Undoubtedly. (And to this day, I genuinely still believe that.)
And this is why I smile at some of the stuff Vale fans are posting online at the moment. I know exactly where they’re coming from. I understand the refusal to move on from a belief, even when the truth is staring you down. Despite clear explanations that the Vale Foundation is separate from the club, that neither affects the other, there are still people insisting that delivering food parcels to elderly members of our community is the reason we don’t have a competent goalkeeper. That giving a 4-year-old some breakfast has made Ben Garrity injury prone.
What goes on in their heads?
But, here’s the thing, I get it, I honestly do. I get why people think like this. I have lived this nonsense. Paulo Tavares.
So, with all that out of the way, here’s my attempt at an objective view of the current situation.
Jon Brady.
I like him. I trust him. I think we’ll see an exciting side in League Two next season. I enjoy his post‑match interviews – he doesn’t resort to media‑trained clichés, he calls players out when necessary, he shows his frustration, he wears his heart on his sleeve. I like the passion on the touchline. It clearly means something to him.

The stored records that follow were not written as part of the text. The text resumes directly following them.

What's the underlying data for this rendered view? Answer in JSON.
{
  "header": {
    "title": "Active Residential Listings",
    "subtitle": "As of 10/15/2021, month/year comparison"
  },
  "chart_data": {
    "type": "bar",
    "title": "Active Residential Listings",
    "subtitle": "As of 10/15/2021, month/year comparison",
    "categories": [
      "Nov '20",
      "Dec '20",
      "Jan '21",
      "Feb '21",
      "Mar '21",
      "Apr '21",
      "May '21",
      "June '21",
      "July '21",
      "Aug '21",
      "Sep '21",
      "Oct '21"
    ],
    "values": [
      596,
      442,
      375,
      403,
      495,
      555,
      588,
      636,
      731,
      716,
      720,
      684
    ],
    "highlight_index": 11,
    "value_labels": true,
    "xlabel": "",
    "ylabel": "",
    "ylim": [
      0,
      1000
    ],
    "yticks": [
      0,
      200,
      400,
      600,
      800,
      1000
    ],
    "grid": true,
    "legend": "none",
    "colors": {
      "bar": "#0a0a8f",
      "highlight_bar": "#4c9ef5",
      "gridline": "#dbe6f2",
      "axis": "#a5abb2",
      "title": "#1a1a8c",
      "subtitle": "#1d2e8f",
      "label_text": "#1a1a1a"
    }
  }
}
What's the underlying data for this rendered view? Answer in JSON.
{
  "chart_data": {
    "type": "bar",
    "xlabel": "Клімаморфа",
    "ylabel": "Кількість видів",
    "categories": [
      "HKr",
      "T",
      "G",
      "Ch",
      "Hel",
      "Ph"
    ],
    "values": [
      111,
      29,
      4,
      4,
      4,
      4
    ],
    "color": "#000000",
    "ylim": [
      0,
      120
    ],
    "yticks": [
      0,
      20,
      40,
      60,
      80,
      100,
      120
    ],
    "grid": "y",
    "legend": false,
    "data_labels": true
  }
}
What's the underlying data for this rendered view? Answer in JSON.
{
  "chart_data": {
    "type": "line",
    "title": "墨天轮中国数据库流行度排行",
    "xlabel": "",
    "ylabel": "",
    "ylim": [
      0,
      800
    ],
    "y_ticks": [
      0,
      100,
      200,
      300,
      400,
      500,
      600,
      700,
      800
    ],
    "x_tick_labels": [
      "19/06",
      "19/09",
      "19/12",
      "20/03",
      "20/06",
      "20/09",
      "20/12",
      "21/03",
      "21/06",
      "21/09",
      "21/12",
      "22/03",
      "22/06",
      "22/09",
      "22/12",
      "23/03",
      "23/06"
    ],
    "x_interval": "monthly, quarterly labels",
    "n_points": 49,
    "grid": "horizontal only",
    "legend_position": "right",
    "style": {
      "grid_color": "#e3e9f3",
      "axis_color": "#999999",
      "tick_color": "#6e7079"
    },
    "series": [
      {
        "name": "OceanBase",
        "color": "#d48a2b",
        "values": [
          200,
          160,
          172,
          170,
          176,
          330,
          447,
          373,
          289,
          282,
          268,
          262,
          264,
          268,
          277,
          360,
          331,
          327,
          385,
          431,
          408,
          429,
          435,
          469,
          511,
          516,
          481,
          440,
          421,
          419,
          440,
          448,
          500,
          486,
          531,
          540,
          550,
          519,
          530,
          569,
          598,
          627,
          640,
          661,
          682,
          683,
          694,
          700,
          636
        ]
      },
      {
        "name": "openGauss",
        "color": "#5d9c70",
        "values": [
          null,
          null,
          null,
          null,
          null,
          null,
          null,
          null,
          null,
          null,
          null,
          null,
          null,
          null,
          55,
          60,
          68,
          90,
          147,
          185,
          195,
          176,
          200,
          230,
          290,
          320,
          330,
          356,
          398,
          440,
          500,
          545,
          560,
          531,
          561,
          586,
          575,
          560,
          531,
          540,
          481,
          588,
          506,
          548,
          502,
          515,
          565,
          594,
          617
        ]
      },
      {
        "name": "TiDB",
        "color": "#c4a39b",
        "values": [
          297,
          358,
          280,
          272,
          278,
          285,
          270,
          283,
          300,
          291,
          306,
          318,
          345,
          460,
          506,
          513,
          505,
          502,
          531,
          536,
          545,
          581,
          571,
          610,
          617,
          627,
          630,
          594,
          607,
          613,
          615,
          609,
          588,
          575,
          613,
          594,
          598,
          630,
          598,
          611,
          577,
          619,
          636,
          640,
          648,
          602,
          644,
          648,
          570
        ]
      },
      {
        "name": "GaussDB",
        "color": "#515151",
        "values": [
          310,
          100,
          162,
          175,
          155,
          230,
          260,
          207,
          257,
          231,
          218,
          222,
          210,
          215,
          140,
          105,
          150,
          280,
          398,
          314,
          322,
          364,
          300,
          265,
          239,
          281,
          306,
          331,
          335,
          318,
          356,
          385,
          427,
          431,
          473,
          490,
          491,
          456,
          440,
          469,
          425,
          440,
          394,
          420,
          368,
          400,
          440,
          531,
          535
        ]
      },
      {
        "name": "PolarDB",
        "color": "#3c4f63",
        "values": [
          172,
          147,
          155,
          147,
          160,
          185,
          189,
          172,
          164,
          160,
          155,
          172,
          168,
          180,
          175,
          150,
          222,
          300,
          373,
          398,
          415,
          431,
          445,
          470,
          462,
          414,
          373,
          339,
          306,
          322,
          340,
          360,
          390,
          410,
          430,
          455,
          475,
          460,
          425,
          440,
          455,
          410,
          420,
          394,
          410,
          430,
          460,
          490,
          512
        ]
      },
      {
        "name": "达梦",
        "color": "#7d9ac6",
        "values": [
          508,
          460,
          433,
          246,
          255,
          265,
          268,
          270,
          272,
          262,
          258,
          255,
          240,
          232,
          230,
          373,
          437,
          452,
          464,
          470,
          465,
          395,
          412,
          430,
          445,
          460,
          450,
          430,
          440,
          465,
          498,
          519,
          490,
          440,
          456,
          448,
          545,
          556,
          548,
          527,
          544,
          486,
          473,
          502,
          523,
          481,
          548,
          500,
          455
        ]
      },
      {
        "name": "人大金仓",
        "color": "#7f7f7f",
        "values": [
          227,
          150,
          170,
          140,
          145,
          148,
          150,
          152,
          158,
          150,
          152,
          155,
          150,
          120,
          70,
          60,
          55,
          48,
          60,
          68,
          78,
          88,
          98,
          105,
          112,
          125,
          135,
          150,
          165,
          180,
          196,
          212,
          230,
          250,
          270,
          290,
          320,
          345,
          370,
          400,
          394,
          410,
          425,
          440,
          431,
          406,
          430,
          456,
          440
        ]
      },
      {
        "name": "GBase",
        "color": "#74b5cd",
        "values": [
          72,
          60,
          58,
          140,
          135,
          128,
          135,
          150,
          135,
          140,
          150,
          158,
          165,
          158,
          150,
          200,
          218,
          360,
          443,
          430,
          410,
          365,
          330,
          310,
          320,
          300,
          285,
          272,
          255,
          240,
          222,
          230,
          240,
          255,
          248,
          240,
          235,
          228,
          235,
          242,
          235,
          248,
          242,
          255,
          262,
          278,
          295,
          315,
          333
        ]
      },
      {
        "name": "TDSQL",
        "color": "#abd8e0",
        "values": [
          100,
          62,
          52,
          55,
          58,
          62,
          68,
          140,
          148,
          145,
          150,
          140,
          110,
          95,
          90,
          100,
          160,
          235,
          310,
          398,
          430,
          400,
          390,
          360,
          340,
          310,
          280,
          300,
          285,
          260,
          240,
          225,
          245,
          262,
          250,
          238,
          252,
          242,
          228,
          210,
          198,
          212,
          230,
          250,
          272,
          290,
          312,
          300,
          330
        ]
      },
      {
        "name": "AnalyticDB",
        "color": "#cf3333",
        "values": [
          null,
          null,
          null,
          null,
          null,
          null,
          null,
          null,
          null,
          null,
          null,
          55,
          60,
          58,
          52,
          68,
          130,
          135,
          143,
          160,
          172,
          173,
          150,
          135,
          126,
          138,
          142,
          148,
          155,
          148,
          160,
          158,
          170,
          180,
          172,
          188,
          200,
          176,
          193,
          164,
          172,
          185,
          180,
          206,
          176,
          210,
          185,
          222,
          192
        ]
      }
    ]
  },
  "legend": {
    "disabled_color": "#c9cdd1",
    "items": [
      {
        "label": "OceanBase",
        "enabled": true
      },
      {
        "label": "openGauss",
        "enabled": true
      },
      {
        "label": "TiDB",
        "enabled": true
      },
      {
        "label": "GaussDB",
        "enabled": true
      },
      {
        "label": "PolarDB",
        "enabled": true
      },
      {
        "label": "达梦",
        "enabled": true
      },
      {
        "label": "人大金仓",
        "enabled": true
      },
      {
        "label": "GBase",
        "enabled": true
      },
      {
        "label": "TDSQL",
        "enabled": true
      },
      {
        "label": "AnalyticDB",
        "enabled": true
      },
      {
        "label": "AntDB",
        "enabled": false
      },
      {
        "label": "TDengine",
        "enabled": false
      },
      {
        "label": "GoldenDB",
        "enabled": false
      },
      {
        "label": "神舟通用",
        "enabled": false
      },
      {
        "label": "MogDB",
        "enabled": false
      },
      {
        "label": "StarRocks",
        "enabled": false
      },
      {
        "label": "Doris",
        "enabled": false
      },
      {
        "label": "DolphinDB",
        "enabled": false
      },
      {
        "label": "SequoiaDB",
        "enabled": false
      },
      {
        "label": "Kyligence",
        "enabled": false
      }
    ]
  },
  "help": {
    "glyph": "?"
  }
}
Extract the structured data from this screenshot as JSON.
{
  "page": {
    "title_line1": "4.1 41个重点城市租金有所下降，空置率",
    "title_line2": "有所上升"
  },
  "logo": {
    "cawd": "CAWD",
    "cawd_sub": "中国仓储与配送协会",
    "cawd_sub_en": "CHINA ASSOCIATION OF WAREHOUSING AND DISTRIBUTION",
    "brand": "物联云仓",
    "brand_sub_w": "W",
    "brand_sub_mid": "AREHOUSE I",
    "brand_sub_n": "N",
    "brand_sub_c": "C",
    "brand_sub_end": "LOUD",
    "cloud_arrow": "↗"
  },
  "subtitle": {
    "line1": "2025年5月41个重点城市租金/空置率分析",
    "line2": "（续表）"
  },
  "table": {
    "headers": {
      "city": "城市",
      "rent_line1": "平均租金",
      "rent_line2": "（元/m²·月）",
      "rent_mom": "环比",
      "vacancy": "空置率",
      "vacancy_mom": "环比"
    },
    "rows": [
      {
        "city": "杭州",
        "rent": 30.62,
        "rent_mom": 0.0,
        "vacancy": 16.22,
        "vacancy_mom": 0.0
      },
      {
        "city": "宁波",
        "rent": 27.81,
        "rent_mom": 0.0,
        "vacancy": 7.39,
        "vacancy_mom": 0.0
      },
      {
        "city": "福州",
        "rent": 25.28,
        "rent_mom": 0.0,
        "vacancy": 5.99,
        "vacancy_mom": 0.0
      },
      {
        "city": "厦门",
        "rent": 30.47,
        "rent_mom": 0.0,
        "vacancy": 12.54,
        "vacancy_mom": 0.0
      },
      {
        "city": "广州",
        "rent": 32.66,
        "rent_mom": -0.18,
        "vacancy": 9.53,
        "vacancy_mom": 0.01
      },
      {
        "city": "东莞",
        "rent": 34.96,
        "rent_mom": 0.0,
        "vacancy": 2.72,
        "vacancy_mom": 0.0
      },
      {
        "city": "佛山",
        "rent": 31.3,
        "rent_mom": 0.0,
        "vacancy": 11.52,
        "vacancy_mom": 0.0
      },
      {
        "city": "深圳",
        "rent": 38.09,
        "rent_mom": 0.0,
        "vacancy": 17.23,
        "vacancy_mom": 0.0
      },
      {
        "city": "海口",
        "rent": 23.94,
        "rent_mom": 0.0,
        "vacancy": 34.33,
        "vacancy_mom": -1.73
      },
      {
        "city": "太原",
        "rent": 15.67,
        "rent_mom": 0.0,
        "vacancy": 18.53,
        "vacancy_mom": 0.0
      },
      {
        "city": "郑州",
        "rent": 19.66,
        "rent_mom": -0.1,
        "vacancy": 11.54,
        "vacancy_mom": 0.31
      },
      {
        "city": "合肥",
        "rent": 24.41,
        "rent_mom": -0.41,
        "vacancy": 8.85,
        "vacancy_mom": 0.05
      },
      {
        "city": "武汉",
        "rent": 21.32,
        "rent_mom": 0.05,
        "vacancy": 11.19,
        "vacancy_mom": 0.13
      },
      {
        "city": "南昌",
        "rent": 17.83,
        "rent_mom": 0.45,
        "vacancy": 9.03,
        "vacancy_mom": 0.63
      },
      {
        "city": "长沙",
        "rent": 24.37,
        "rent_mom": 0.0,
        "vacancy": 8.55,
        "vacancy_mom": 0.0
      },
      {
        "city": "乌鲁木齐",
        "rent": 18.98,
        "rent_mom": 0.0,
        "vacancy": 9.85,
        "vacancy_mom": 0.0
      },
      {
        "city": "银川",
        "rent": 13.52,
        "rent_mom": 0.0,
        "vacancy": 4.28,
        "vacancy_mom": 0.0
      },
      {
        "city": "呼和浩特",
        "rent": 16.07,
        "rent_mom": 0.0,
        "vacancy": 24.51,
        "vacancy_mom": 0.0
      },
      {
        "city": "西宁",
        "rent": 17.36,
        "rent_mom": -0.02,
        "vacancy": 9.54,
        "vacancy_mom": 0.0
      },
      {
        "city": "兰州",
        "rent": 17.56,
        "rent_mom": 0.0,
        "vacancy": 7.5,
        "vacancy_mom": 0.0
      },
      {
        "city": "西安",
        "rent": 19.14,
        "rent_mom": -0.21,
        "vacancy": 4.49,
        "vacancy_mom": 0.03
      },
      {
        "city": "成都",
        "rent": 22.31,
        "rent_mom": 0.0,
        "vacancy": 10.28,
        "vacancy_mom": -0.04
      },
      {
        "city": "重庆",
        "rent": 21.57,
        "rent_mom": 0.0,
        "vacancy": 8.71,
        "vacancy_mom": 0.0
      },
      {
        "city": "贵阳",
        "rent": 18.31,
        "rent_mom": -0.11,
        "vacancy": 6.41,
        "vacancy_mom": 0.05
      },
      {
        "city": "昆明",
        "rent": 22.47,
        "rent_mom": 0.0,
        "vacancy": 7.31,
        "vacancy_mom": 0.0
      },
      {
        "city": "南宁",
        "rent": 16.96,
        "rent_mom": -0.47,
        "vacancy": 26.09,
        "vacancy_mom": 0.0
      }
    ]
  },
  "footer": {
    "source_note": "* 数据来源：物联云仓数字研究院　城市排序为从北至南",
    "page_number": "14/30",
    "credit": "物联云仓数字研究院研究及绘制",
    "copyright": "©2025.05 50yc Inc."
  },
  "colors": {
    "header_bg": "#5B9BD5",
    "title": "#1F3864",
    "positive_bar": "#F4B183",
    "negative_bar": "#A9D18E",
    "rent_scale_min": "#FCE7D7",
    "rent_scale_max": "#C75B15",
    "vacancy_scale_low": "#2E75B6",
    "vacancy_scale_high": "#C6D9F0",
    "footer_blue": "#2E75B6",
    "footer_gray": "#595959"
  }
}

Do I like everything he’s done? No. I’m unsure about some of the signings. On Tuesday night – during that horrific Vertu Trophy surrender – André Gray looked every inch the clapped‑out has‑been some feared he might be. Grant Ward spent 22 minutes running around without touching the ball. Hernández (already my Player of the Season, my new Paulo) did exactly the same in his 11 minutes. I get that those two – Grant and Hernandez – haven’t exactly been overloaded with work lately, probably spending plenty of time on the sofa, doom‑scrolling with This Morning on in the background, maybe a few daytime ciders to pass the hours. But we haven’t got time for players who need to get ‘up to speed.’
Magloire looked confused in defence, unsure of where he was supposed to be or what he was supposed to be doing. He made me weep for Jesse Debrah. Eli Campbell shows some spirit, but he was culpable for the first goal on Tuesday and for Burton’s second on Saturday. Players drift past him with far too much ease.
But there is an answer to this: a Director of Football. Jon will need – and deserves to have – some guidance and support from someone who knows the game inside out, particularly Leagues One and Two.
Do I think Carol should sell the club?
No. Absolutely not.
Is she getting everything right?
No. Absolutely not. Carol, and the Board, got it horrendously wrong with Darren Moore. In the face of overwhelming evidence they still believed that he could turn things around. That, that is worse than me with Paulo Tavares. Hands down. Hands fucking down.
Again, the solution is the same: a Director of Football. Someone who can take care of that side of the business. Carol can’t do it. Matt Hancock can’t do it. It’s an area that has been neglected. That needs to be acknowledged and remedied.
Carol selling up will not make our world a better place. Carol making changes could. That is within her gift. And there is absolutely no reason why a Director of Football cannot be appointed before the summer. Why wait? This season is a write-off, lets start getting things in place for next season.
Football is an emotional business, and belief – however irrational – is part of what keeps us going. We all have our Paulo Tavares moments, those players or ideas we cling to because letting go feels like losing a piece of ourselves. But at some point, if we want Vale to move forward, we need to step back from the noise, acknowledge our blind spots and look at what the evidence is actually telling us. Brady has something about him, the squad needs structure, and the club needs expertise in the right places. A Director of Football won’t cure everything overnight, but it might just help us put our energy back into the one thing we all agree on: wanting Port Vale to be better tomorrow than they were yesterday.